Patterns of Cellular Gene Expression in Swine Macrophages Infected with Highly Virulent Classical Swine Fever Virus Strain Brescia

Authors: Borca, Manuel; GUDMUNDSDOTTIR, INGIGERDUR - UNIV CONNECTICUT, STORRS; FERNANDEZ-SAINZ, IGNACIO - USDA-ORISE FELLOW; Holinka-Patterson, Lauren; RISATTI, GUILLERMO - UNIV CONNECTICUT, STORRS

Submitted to: Virus Research
Publication Type: Peer Reviewed Journal
Publication Acceptance Date: 8/21/2008
Publication Date: 10/10/2008
Citation: Borca, M.V., Gudmundsdottir, I., Fernandez-Sainz, I.J., Holinka-Patterson, L.G., Risatti, G.R. 2008. Patterns of Cellular Gene Expression in Swine Macrophages Infected with Highly Virulent Classical Swine Fever Virus Strain Brescia. Virus Research (138): 89-96

Interpretive Summary: Classical Swine Fever Virus (CSFV) strain Brescia causes an invariably fatal disease in infected swine. Host mechanisms involved in this severe outcome of infection have not been clearly established. To understand these mechanisms, we analyzed the response of primary cultured swine macrophages, a CSFV primary target cell, to infection with the CSFV virulent Brescia strain. We analyzed the level of specific activation of 58 host genes involved in the development of immune responses and inflammation using reverse transcription real-time PCR analysis. We found that eighteen of those genes specifically showed altered expression upon infection with CSFV. The identified genes are known to be associated with mechanisms of innate immune response and antiviral activity as well with the induction of inflammatory reactions. Data gathered here suggests that the observed gene expression profile might explain immunological and pathological changes associated with virulent CSFV infections.
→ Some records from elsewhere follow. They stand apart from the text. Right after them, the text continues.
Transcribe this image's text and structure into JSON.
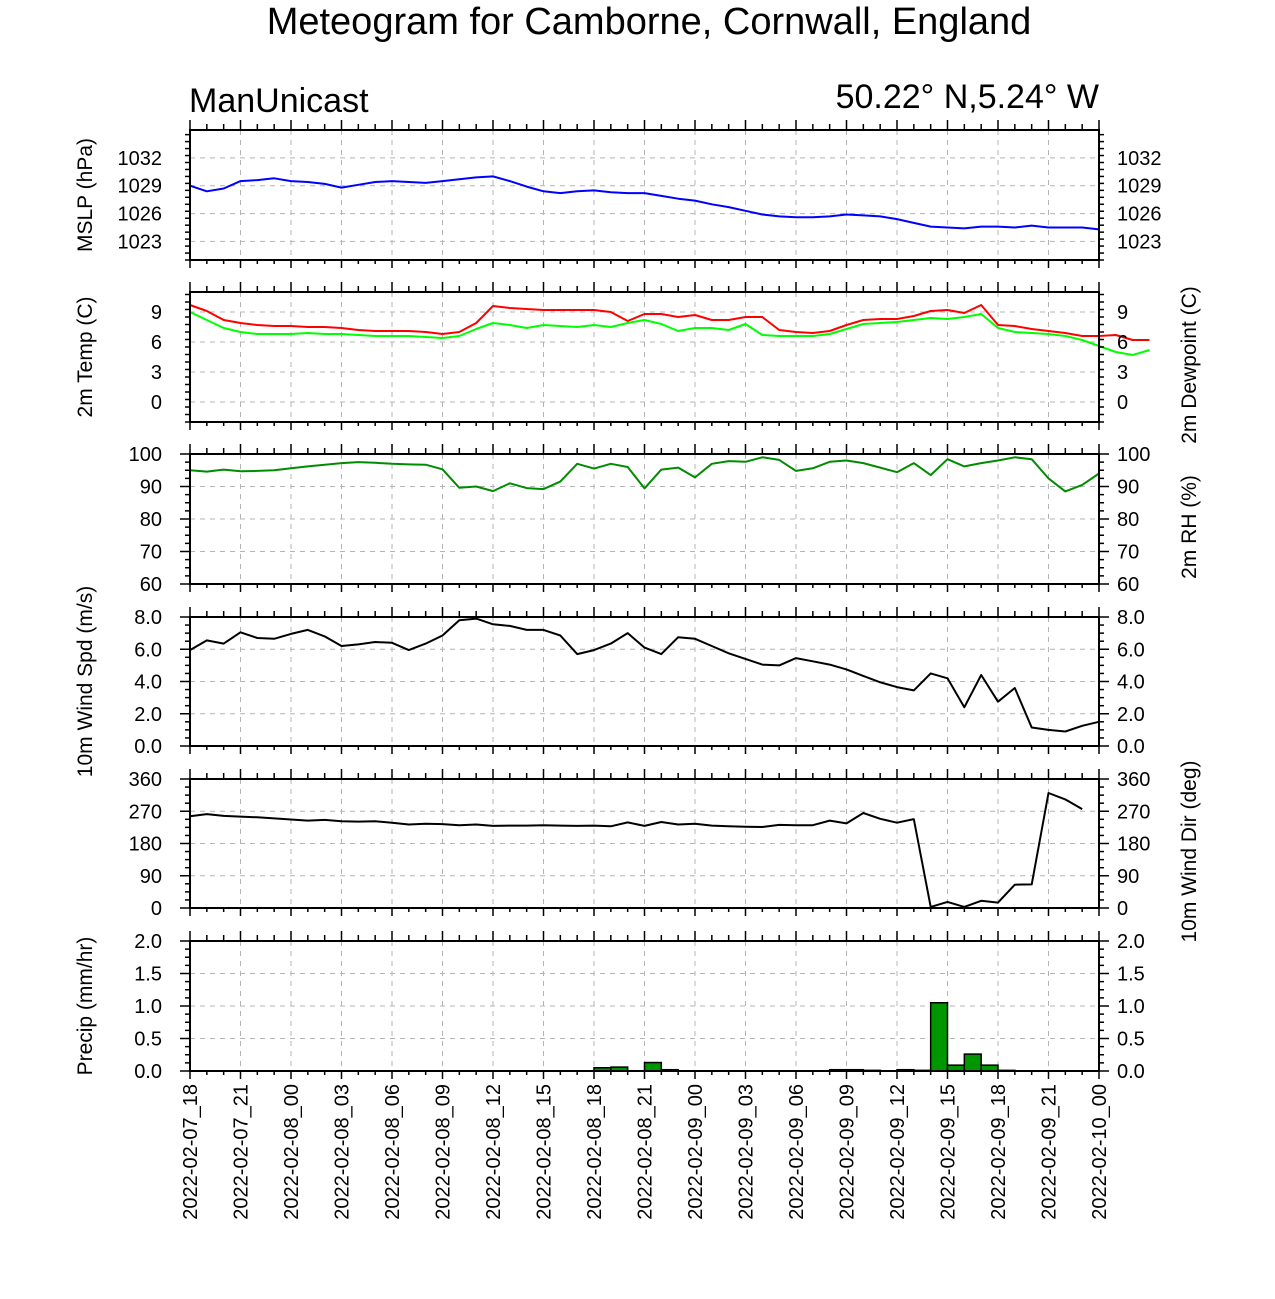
{
  "title": "Meteogram for Camborne, Cornwall, England",
  "model": "ManUnicast",
  "location": "50.22° N,5.24° W",
  "time_labels": [
    "2022-02-07_18",
    "2022-02-07_21",
    "2022-02-08_00",
    "2022-02-08_03",
    "2022-02-08_06",
    "2022-02-08_09",
    "2022-02-08_12",
    "2022-02-08_15",
    "2022-02-08_18",
    "2022-02-08_21",
    "2022-02-09_00",
    "2022-02-09_03",
    "2022-02-09_06",
    "2022-02-09_09",
    "2022-02-09_12",
    "2022-02-09_15",
    "2022-02-09_18",
    "2022-02-09_21",
    "2022-02-10_00"
  ],
  "colors": {
    "mslp": "#0000ff",
    "temp": "#ff0000",
    "dewpoint": "#00ff00",
    "rh": "#008c00",
    "wind": "#000000",
    "precip": "#009600"
  },
  "chart_data": [
    {
      "type": "line",
      "id": "mslp",
      "ylabel_left": "MSLP (hPa)",
      "ylim": [
        1021,
        1035
      ],
      "ticks": [
        "1023",
        "1026",
        "1029",
        "1032"
      ],
      "tick_values": [
        1023,
        1026,
        1029,
        1032
      ],
      "right_ticks": true,
      "series": [
        {
          "values": [
            1029.0,
            1028.4,
            1028.7,
            1029.5,
            1029.6,
            1029.8,
            1029.5,
            1029.4,
            1029.2,
            1028.8,
            1029.1,
            1029.4,
            1029.5,
            1029.4,
            1029.3,
            1029.5,
            1029.7,
            1029.9,
            1030.0,
            1029.5,
            1028.9,
            1028.4,
            1028.2,
            1028.4,
            1028.5,
            1028.3,
            1028.2,
            1028.2,
            1027.9,
            1027.6,
            1027.4,
            1027.0,
            1026.7,
            1026.3,
            1025.9,
            1025.7,
            1025.6,
            1025.6,
            1025.7,
            1025.9,
            1025.8,
            1025.7,
            1025.4,
            1025.0,
            1024.6,
            1024.5,
            1024.4,
            1024.6,
            1024.6,
            1024.5,
            1024.7,
            1024.5,
            1024.5,
            1024.5,
            1024.3
          ]
        }
      ]
    },
    {
      "type": "line",
      "id": "temp",
      "ylabel_left": "2m Temp (C)",
      "ylabel_right": "2m Dewpoint (C)",
      "ylim": [
        -2,
        11
      ],
      "ticks": [
        "0",
        "3",
        "6",
        "9"
      ],
      "tick_values": [
        0,
        3,
        6,
        9
      ],
      "right_ticks": true,
      "series": [
        {
          "values": [
            9.7,
            9.1,
            8.2,
            7.9,
            7.7,
            7.6,
            7.6,
            7.5,
            7.5,
            7.4,
            7.2,
            7.1,
            7.1,
            7.1,
            7.0,
            6.8,
            7.0,
            7.9,
            9.6,
            9.4,
            9.3,
            9.2,
            9.2,
            9.2,
            9.2,
            9.0,
            8.1,
            8.8,
            8.8,
            8.5,
            8.7,
            8.2,
            8.2,
            8.5,
            8.5,
            7.2,
            7.0,
            6.9,
            7.1,
            7.7,
            8.2,
            8.3,
            8.3,
            8.6,
            9.1,
            9.2,
            8.9,
            9.7,
            7.7,
            7.6,
            7.3,
            7.1,
            6.9,
            6.6,
            6.6,
            6.7,
            6.2,
            6.2
          ]
        },
        {
          "values": [
            9.0,
            8.2,
            7.4,
            7.0,
            6.8,
            6.8,
            6.8,
            6.9,
            6.8,
            6.8,
            6.7,
            6.6,
            6.6,
            6.6,
            6.5,
            6.4,
            6.6,
            7.3,
            7.9,
            7.7,
            7.4,
            7.7,
            7.6,
            7.5,
            7.7,
            7.5,
            7.9,
            8.2,
            7.8,
            7.1,
            7.4,
            7.4,
            7.2,
            7.8,
            6.7,
            6.6,
            6.6,
            6.6,
            6.8,
            7.3,
            7.8,
            7.9,
            8.0,
            8.2,
            8.4,
            8.3,
            8.5,
            8.8,
            7.4,
            7.0,
            6.9,
            6.8,
            6.6,
            6.2,
            5.6,
            5.0,
            4.7,
            5.2
          ]
        }
      ]
    },
    {
      "type": "line",
      "id": "rh",
      "ylabel_right": "2m RH (%)",
      "ylim": [
        60,
        100
      ],
      "ticks": [
        "60",
        "70",
        "80",
        "90",
        "100"
      ],
      "tick_values": [
        60,
        70,
        80,
        90,
        100
      ],
      "right_ticks": true,
      "series": [
        {
          "values": [
            95.0,
            94.6,
            95.2,
            94.7,
            94.8,
            95.0,
            95.6,
            96.2,
            96.7,
            97.2,
            97.5,
            97.3,
            97.0,
            96.8,
            96.7,
            95.3,
            89.6,
            90.0,
            88.6,
            91.0,
            89.5,
            89.2,
            91.5,
            97.0,
            95.5,
            97.0,
            96.0,
            89.4,
            95.2,
            95.8,
            92.8,
            97.0,
            97.8,
            97.6,
            99.0,
            98.2,
            94.8,
            95.6,
            97.6,
            98.0,
            97.2,
            95.8,
            94.4,
            97.2,
            93.5,
            98.4,
            96.2,
            97.2,
            98.0,
            99.0,
            98.4,
            92.5,
            88.5,
            90.5,
            94.0
          ]
        }
      ]
    },
    {
      "type": "line",
      "id": "wind_speed",
      "ylabel_left": "10m Wind Spd (m/s)",
      "ylim": [
        0,
        8
      ],
      "ticks": [
        "0.0",
        "2.0",
        "4.0",
        "6.0",
        "8.0"
      ],
      "tick_values": [
        0,
        2,
        4,
        6,
        8
      ],
      "right_ticks": true,
      "series": [
        {
          "values": [
            5.95,
            6.55,
            6.35,
            7.05,
            6.7,
            6.65,
            6.95,
            7.2,
            6.8,
            6.2,
            6.3,
            6.45,
            6.4,
            5.95,
            6.35,
            6.85,
            7.8,
            7.9,
            7.55,
            7.45,
            7.2,
            7.2,
            6.85,
            5.7,
            5.95,
            6.35,
            7.0,
            6.1,
            5.7,
            6.75,
            6.65,
            6.2,
            5.75,
            5.4,
            5.05,
            5.0,
            5.45,
            5.25,
            5.05,
            4.75,
            4.35,
            3.95,
            3.65,
            3.45,
            4.5,
            4.2,
            2.4,
            4.4,
            2.75,
            3.6,
            1.15,
            1.0,
            0.9,
            1.25,
            1.5
          ]
        }
      ]
    },
    {
      "type": "line",
      "id": "wind_dir",
      "ylabel_right": "10m Wind Dir (deg)",
      "ylim": [
        0,
        360
      ],
      "ticks": [
        "0",
        "90",
        "180",
        "270",
        "360"
      ],
      "tick_values": [
        0,
        90,
        180,
        270,
        360
      ],
      "right_ticks": true,
      "series": [
        {
          "values": [
            256,
            262,
            257,
            255,
            253,
            250,
            247,
            244,
            246,
            242,
            241,
            242,
            238,
            233,
            235,
            234,
            231,
            233,
            229,
            230,
            230,
            231,
            230,
            229,
            230,
            228,
            239,
            229,
            240,
            233,
            235,
            230,
            228,
            227,
            226,
            232,
            231,
            231,
            244,
            236,
            265,
            249,
            238,
            248,
            3,
            17,
            3,
            20,
            15,
            65,
            66,
            321,
            303,
            276
          ]
        }
      ]
    },
    {
      "type": "bar",
      "id": "precip",
      "ylabel_left": "Precip (mm/hr)",
      "ylim": [
        0,
        2.0
      ],
      "ticks": [
        "0.0",
        "0.5",
        "1.0",
        "1.5",
        "2.0"
      ],
      "tick_values": [
        0,
        0.5,
        1.0,
        1.5,
        2.0
      ],
      "right_ticks": true,
      "bars": [
        {
          "x": 24,
          "value": 0.05
        },
        {
          "x": 25,
          "value": 0.06
        },
        {
          "x": 27,
          "value": 0.13
        },
        {
          "x": 28,
          "value": 0.02
        },
        {
          "x": 38,
          "value": 0.02
        },
        {
          "x": 39,
          "value": 0.02
        },
        {
          "x": 40,
          "value": 0.01
        },
        {
          "x": 42,
          "value": 0.02
        },
        {
          "x": 43,
          "value": 0.01
        },
        {
          "x": 44,
          "value": 1.05
        },
        {
          "x": 45,
          "value": 0.09
        },
        {
          "x": 46,
          "value": 0.26
        },
        {
          "x": 47,
          "value": 0.09
        },
        {
          "x": 48,
          "value": 0.01
        }
      ]
    }
  ]
}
Technical Abstract: Experimental exposure of swine to highly virulent Classical Swine Fever Virus (CSFV) strain Brescia causes an invariably fatal disease of all infected animals by 8 to 14 days post-infection. Host mechanisms involved in this severe outcome of infection have not been clearly established. To understand these mechanisms, we analyzed the activity of relevant immune genes in swine macrophages, a CSFV primary target cell, during the infection with the Brescia strain. The results indicated that eighteen genes showed a clearly altered activity. For example, a group of important cytokines (IL-1 alpha, IL-1 beta, IL-6, and IL-12p35, INF alpha, and INF beta), which regulate immune response; or chemokines (IL-8, AMCF-1, AMCF-2, MCP-2, and RANTES), which regulate cell migration during the inflammatory process; and in a group of very important intracellular substances that modulate gene activation call toll-like receptors (TLR-3, TLR-5, TLR-9, and TLR-10). Data gathered here suggests that the observed gene expression profile might explain immunological and pathological changes associated with virulent CSFV infections.